Detect Anomalies at Scale with Random Cut Forest in Amazon SageMaker

Detect Anomalies at Scale with Random Cut Forest in Amazon SageMaker

Unexpected spikes in transactions, sudden drops in system metrics or subtle shifts in user behavior : anomalies can take many forms and they often highlight the events that matter most to a business. From fraud detection to infrastructure monitoring, from identifying unusual patterns in time series data to spotting operational irregularities, detecting outliers early can prevent losses, reduce risk and uncover hidden opportunities.

Anomalies don’t just matter operationally - handling them correctly is a critical step in almost any machine learning workflow. Training predictive models on datasets that include extreme or unusual points can mislead the model, causing it to overfit to rare events. This can result in unnecessarily complex models that struggle to generalize well to typical behavior. By identifying and handling anomalies early, teams can decide whether to remove them, investigate them or treat them separately, leading to cleaner data and more reliable models.

To address this challenge, AWS developed Random Cut Forest (RCF), an unsupervised algorithm purpose-built for anomaly detection. RCF is available as a built-in algorithm in Amazon SageMaker and is integrated into multiple AWS services, allowing teams to detect anomalies at scale while maintaining the flexibility to use the data for downstream analytics and predictive modeling.

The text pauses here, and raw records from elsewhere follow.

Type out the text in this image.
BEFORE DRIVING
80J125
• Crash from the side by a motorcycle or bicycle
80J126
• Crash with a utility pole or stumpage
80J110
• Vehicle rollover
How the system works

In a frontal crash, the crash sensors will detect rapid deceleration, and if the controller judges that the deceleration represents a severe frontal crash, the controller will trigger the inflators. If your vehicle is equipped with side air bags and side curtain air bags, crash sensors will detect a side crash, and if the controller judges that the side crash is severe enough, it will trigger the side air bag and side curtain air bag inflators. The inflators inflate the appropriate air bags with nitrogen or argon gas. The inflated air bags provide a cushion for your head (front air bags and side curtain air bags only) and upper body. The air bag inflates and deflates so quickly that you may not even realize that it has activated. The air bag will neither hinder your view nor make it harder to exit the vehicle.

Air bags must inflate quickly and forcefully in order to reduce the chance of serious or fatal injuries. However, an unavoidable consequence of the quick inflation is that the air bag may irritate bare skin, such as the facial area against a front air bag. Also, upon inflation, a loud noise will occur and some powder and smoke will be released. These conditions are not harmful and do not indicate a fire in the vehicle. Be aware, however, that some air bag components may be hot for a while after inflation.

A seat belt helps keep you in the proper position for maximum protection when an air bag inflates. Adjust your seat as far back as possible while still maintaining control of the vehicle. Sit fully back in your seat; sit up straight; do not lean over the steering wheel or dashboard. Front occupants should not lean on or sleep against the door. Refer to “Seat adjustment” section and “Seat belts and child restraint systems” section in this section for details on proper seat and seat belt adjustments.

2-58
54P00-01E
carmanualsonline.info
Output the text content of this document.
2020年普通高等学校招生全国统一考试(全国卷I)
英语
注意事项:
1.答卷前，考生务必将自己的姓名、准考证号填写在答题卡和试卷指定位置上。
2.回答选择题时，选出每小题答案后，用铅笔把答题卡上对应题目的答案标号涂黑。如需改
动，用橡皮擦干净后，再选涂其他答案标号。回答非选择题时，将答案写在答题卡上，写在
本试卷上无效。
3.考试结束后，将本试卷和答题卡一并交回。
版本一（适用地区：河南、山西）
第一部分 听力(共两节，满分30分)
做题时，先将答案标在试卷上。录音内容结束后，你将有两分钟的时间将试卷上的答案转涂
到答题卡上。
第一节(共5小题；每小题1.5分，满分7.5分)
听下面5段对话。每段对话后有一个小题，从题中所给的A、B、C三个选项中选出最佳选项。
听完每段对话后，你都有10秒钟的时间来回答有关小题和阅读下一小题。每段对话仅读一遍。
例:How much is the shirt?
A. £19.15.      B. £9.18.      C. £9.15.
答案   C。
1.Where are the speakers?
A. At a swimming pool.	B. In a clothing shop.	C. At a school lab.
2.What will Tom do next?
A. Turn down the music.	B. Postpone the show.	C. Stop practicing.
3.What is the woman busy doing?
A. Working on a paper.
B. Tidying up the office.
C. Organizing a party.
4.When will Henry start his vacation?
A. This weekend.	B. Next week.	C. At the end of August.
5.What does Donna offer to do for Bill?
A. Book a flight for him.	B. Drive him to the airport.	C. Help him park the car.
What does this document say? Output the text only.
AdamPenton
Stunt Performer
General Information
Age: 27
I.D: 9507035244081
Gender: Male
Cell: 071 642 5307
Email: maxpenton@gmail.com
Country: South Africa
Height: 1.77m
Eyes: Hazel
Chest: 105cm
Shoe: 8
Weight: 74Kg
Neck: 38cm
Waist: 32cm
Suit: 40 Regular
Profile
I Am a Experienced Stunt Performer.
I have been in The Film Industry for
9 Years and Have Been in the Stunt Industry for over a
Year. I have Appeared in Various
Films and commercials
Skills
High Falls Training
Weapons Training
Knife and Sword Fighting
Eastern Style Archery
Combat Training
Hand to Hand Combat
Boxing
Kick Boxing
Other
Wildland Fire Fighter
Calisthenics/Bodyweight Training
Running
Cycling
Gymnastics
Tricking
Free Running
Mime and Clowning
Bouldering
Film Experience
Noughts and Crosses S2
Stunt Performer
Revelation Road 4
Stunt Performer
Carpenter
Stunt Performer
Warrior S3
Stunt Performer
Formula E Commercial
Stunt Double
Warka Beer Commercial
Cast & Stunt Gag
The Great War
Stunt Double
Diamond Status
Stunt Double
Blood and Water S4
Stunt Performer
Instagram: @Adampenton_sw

Understanding Random Cut Forest for Anomaly Detection

RCF is an unsupervised algorithm used to detect anomalous data points. Because it is unsupervised, it does not require labeled training data. Instead, it learns the structure and patterns of “normal” data and assigns an anomaly score to every observation. Higher scores indicate that a point is more unusual compared to the rest of the dataset.

RCF is commonly used for detecting unexpected spikes in time series data, sudden changes in periodic patterns or isolated data points in multi-dimensional datasets. It works with arbitrary dimensional input and scales well in terms of feature count, dataset size and the number of instances [1].

Conceptually, the algorithm builds a forest of decision trees with each tree trained on a random sample of the data. These samples are obtained using an efficient sampling technique that allows the algorithm to work even when the dataset is large or streamed incrementally. Each sample is then partitioned into multiple subsets, one for each tree in the forest.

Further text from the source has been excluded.